Mama Kaahwa’s story begins with dreams of education and a commitment to making a difference in her community. She pursued her education with unwavering dedication, eventually becoming a high school teacher who taught biology in many schools across the country, including: Maryhill High school Mbarara; Sir Tito Winyi Secondary School Hoima; Ikoba Secondary School Masindi and Kitara Secondary School to name but a few.
Her teaching career was more than just a job; it was a lifelong passion, an Opportunity to inspire young minds and a means to provide for a young family. Life took an unexpected turn when she fell in love with a young man from Hoima. Together they embarked on a journey as a young couple in 1970s Uganda.
Dreaming of a future filled with love and promise of good things to come, they were blessed with sons as testament of their love and a better life. However, tragedy struck early in Mama Kaahwa’s life, when she was widowed and left alone to raise their small children. With responsibilities of motherhood weighing heavily on her shoulders, Mama Kaahwa faced the daunting task of providing for her family on the salary of a high school teacher and a small coffee plantation she and her sons relied on to supplement her income.
She persevered tirelessly to ensure her sons received an education and the opportunities they deserved. Mama Kaahwa’s determination bore fruit as her three sons excelled academically, eventually pursuing careers in medicine. Driven by their mother’s example who put them through Ndejje Secondary School, then onto Makerere and Mbarara universities, they graduated as medical doctors, bringing hope and healing to their community in rural Hoima.
Tragedy struck Mama Kaahwa’s family once more, when they lost her eldest son, Dr Manzi in a heart- wrenching car accident while he was on duty returning from Kampala to Hoima. The loss of her beloved son was a devastating blow, leaving an indelible mark on the whole family.
As if fate was unrelenting, Mama Kaahwa now faces another harrowing challenge. Her second son, a promising young surgeon Dr Anthony Buhangamaiso, who has served in hospitals across Uganda; such as the Soroti regional referral hospital, Nsambya and Hoima hospitals is now battling a life-threatening kidney failure that requires a specialized operation only available in Kenya.
The operation scheduled for September 15, offers hope of saving his life, but comes at a significant cost. With limited financial resources at her disposal, Mama Kaahwa has tried. She told me of how she has used her small pension and income from coffee-growing to pay for transportation to and from Kampala and Hoima, weekly for dialysis treatment.
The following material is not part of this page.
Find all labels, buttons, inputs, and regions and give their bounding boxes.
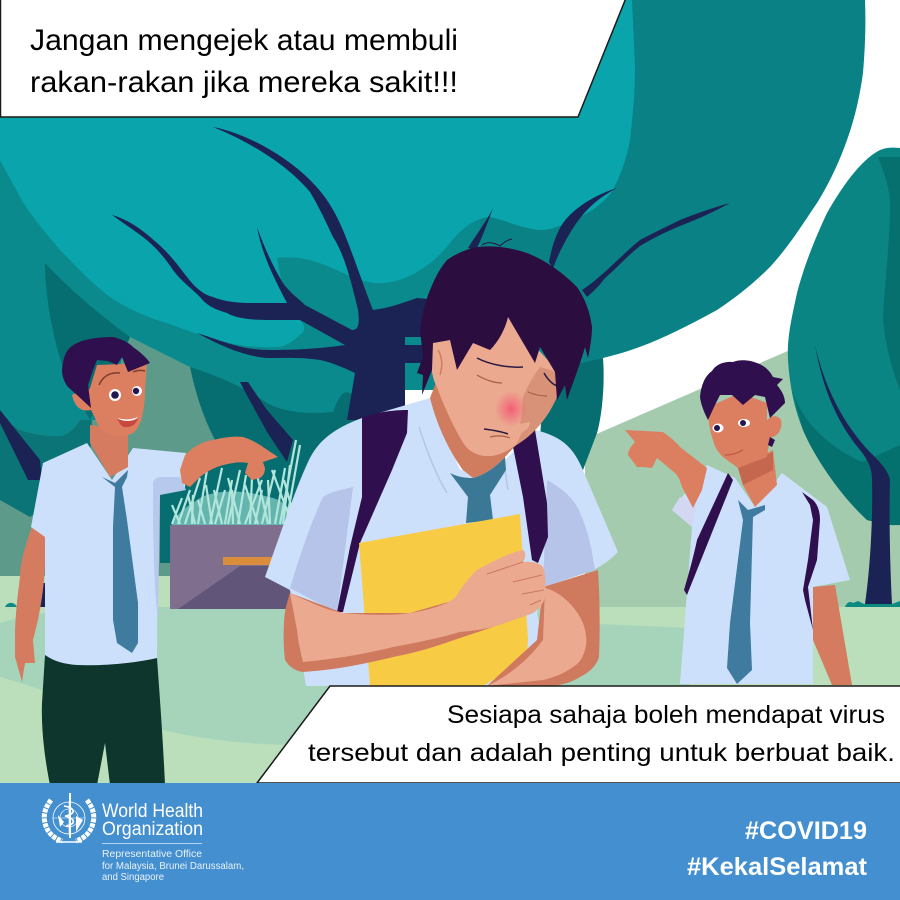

She told of the times she has slept on the floors of Nsambya hospital watching over her son, and how this is becoming increasingly difficult at 70 years of age. Yet she and the family are determined to do everything they can to save Dr Buhangamaiso.
Today, Mama Kaahwa is turning to community and the kindness of strangers for help. Despite her advanced age, Mama Kaahwa and the rest of the family are tirelessly working to secure the funds needed to ensure her son’s surgery can take place.
In an act of immense love and selflessness, Mama Kaawha’s daughter-in-law, Martha Namugabo, has volunteered to donate her kidney to save her husband’s life. Martha’s willingness to sacrifice echoes the profound love and unity that have defined Mama Kaahwa’s family’s journey.
As Mama Kaahwa navigates the challenges of life as a retired teacher and once a mother of three doctors, her story serves as a testament to the resilience of the human spirit. Her unwavering commitment to her family’s well-being and the sacrifices she has made over the years inspire those like myself who hear her story.
As the clock ticks toward the critical surgery date, Mama Kaahwa’s hope is that the generosity of the community, the kindness of strangers and the love of her family will come together to provide the means to save her son’s life.
Her journey reminds us all that in the face of adversity, the bonds of family and community can be a source of strength and hope, capable of overcoming even the most daunting of life’s challenges.